O grupo do Banco Mundial, através do seu relatório, afirma que os países de renda baixa e média são os que mais vão perder com as divisas dos migrantes, registando uma perda de 19,7%, o que corresponde a 445 bilhões de dólares para 2020, consequentemente representa o prejuízo de um componente crucial de financiamento para muitas famílias carenciadas.
As remessas são de tamanha importância não só para o crescimento económico das nações em desenvolvimento, bem como para aliviar as dificuldades da pobreza nas regiões de baixo e médio rendimento, aperfeiçoam a alimentação, ajuda na educação e reduz o trabalho infantil nas famílias mais propensas à fragilidade.
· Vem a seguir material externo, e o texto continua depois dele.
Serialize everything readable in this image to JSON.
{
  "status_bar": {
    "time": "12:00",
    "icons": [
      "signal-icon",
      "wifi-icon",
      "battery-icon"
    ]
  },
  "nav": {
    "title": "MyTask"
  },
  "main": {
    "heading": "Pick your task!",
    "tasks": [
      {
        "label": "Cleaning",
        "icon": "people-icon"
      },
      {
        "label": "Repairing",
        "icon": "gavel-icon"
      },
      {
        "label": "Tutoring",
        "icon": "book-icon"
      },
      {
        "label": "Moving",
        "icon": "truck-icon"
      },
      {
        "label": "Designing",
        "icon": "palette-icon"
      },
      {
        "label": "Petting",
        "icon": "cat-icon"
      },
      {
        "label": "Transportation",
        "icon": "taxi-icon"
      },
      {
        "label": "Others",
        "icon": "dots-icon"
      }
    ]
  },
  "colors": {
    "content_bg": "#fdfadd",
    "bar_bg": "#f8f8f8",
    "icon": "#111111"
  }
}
A par dos riscos da recessão económica a causa de Covid 19, afetando gravemente a capacidade de enviar dinheiro para os países de origem e para minimizar a situação, o Banco Mundial tomou as seguintes medidas:
1 — Manter os canais de remessa abertos e proteger o acesso das comunidades mais pobres aos meios que lhe permitam satisfazer as necessidades mais básicas.
2 — Ajudar os Estados-membros a rastrear os fluxos de transferências através de vários canais, bem como os custos e na conveniência de enviar dinheiro, além de regulamentações destinadas a proteger a integridade financeira que afeta os fluxos de remessas.
3 — Trabalha com os países que compõem o Grupo dos 20 (G-20) e com a comunidade internacional para reduzir os custos das remessas e aumentar a inclusão financeira dos pobres.
Mesmo com a perda das receitas das transferências dos emigrantes para os países em desenvolvimento, aguarda-se que os fluxos de remessas se tornem ainda mais premente como fonte de financiamento para essas regiões, uma vez que os investimentos Diretos Estrangeiros terão uma queda de 35%, conclui o Banco Mundial.